A new filter has been added allowing to filter logs from a specific country. The drop-down list appears by clicking “Open Advanced Search”.

When a resource is displayed, it is now specified the instance of the latter, allowing them to be distinguished. Icons have been added to provide one-click access to the collected data and administration objects of the displayed resource.

It is now possible to add a custom logo to OnePage reports.

In order to do this, please provide a logo in png 300px * 100px format to your Idecsi contact.

Until now, when a new sharing was done on a resource (One Drive, SharePoint, Teams, etc…) or a new delegation configured on an email, the I2A platform issued two separate alerts:  

• An alert for a change of rights or new sharing 
• An access alert, the first time the beneficiary of the sharing or delegation accessed the resource. 

I2A is now able to merge the two operations in order to avoid issuing the access alert.

The security team can now configure the creation of an alert as soon as a new application accesses a protected resource (for example LinkedIn that accesses your contacts)

Among the choices of the “Connected user” predicate present, the “an application” option is added.
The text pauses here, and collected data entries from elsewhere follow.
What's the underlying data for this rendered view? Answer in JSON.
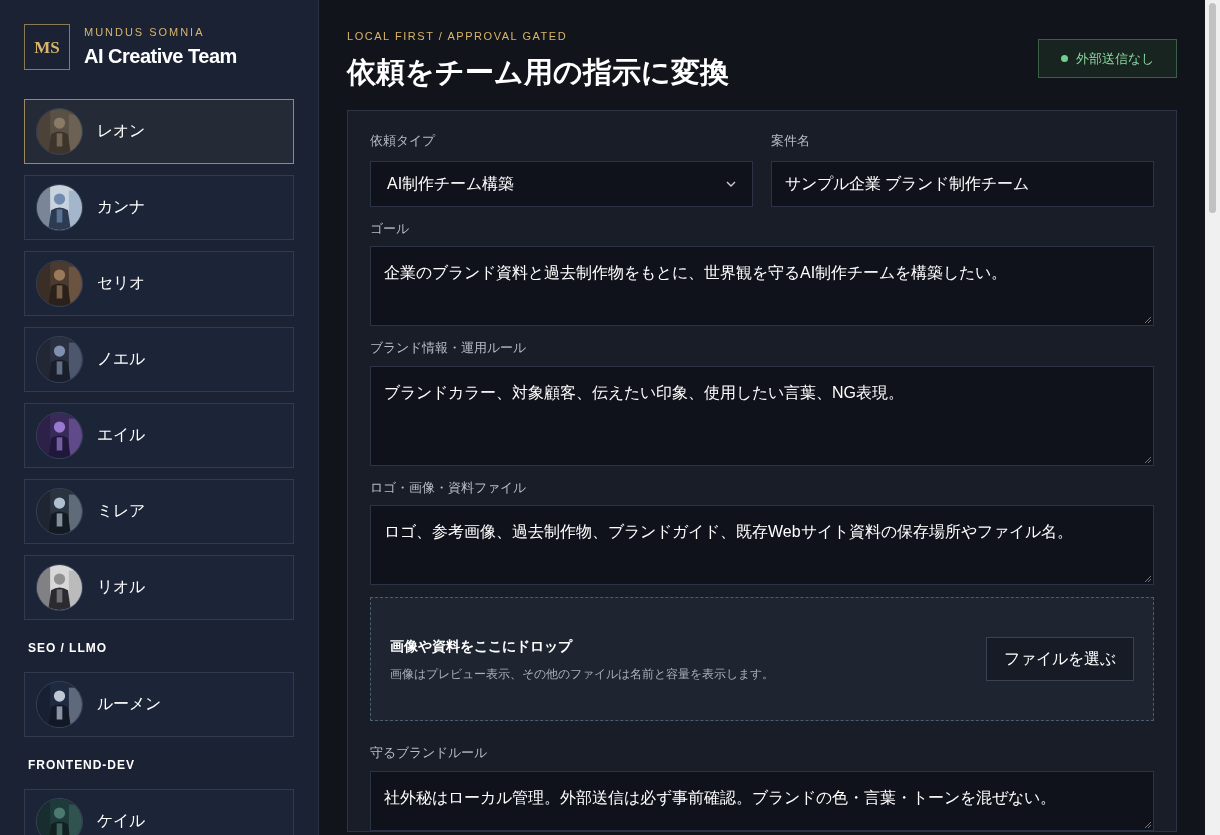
{
  "sidebar": {
    "logo": "MS",
    "eyebrow": "MUNDUS SOMNIA",
    "title": "AI Creative Team",
    "groups": [
      {
        "members": [
          {
            "name": "レオン",
            "selected": true
          },
          {
            "name": "カンナ",
            "selected": false
          },
          {
            "name": "セリオ",
            "selected": false
          },
          {
            "name": "ノエル",
            "selected": false
          },
          {
            "name": "エイル",
            "selected": false
          },
          {
            "name": "ミレア",
            "selected": false
          },
          {
            "name": "リオル",
            "selected": false
          }
        ]
      },
      {
        "heading": "SEO / LLMO",
        "members": [
          {
            "name": "ルーメン",
            "selected": false
          }
        ]
      },
      {
        "heading": "FRONTEND-DEV",
        "members": [
          {
            "name": "ケイル",
            "selected": false
          }
        ]
      }
    ]
  },
  "header": {
    "eyebrow": "LOCAL FIRST / APPROVAL GATED",
    "title": "依頼をチーム用の指示に変換",
    "status": "外部送信なし"
  },
  "form": {
    "top_fields": [
      {
        "kind": "select",
        "label": "依頼タイプ",
        "value": "AI制作チーム構築"
      },
      {
        "kind": "text",
        "label": "案件名",
        "value": "サンプル企業 ブランド制作チーム"
      }
    ],
    "fields": [
      {
        "kind": "textarea",
        "label": "ゴール",
        "value": "企業のブランド資料と過去制作物をもとに、世界観を守るAI制作チームを構築したい。"
      },
      {
        "kind": "textarea",
        "label": "ブランド情報・運用ルール",
        "value": "ブランドカラー、対象顧客、伝えたい印象、使用したい言葉、NG表現。"
      },
      {
        "kind": "textarea",
        "label": "ロゴ・画像・資料ファイル",
        "value": "ロゴ、参考画像、過去制作物、ブランドガイド、既存Webサイト資料の保存場所やファイル名。"
      },
      {
        "kind": "dropzone",
        "title": "画像や資料をここにドロップ",
        "hint": "画像はプレビュー表示、その他のファイルは名前と容量を表示します。",
        "button": "ファイルを選ぶ"
      },
      {
        "kind": "textarea",
        "label": "守るブランドルール",
        "value": "社外秘はローカル管理。外部送信は必ず事前確認。ブランドの色・言葉・トーンを混ぜない。"
      }
    ]
  }
}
If this option is configured, an alert will be generated in case of access by any third party application to the resources.

If a mailbox is disabled in Exchange, protection within I2A for the same resource will be disabled automatically, so it’s no longer necessary to wait for the information and manually disable the protection in I2A.

In email notifications for an “Unusual Access” alert you will now find the country predicate among the available information, allowing you to have an additional element regarding the context of the event that generated the alert.

Improved automatic telephone number retrieval in I2A.

Fixed bug concerning the “Role groups” field when exporting to the “Users” section of I2A.

In Azure AD, alerts following the addition of applications or the addition of permissions for applications

For Azure AD groups, alerts in the event of addition or modification of permissions for a linked protected resource (eg. adding an owner in Teams)

Alerts following changes in SharePoint and OneDrive sharing policies (eg. allowing anonymous sharing on the tenant)

Alerts following E-Discovery actions via Content-Search

Separation of SharePoint / OneDrive sharing alerts into internal / external subtypes

Taking into account the expiration date of anonymous sharing in SharePoint / OneDrive (if the user closes an alert regards time-limited anonymous sharing, new anonymous sharing after the time limit will be alerted)

Updated text in alerts for protected users

Richer modification and stopping options for learning, protection, Permanent Audit or Audit.

Addition of Azure AD groups and their members to OnePage and Excel audit reports for SharePoint

For SharePoint lists associated with an Azure AD group (via Teams), we will attempt to link the resource to one of the owners of the group

Improvement of the “repeated actions” predicate (eg LoginFailed on Azure AD resource)

Added expiration date for usual countries (as an option).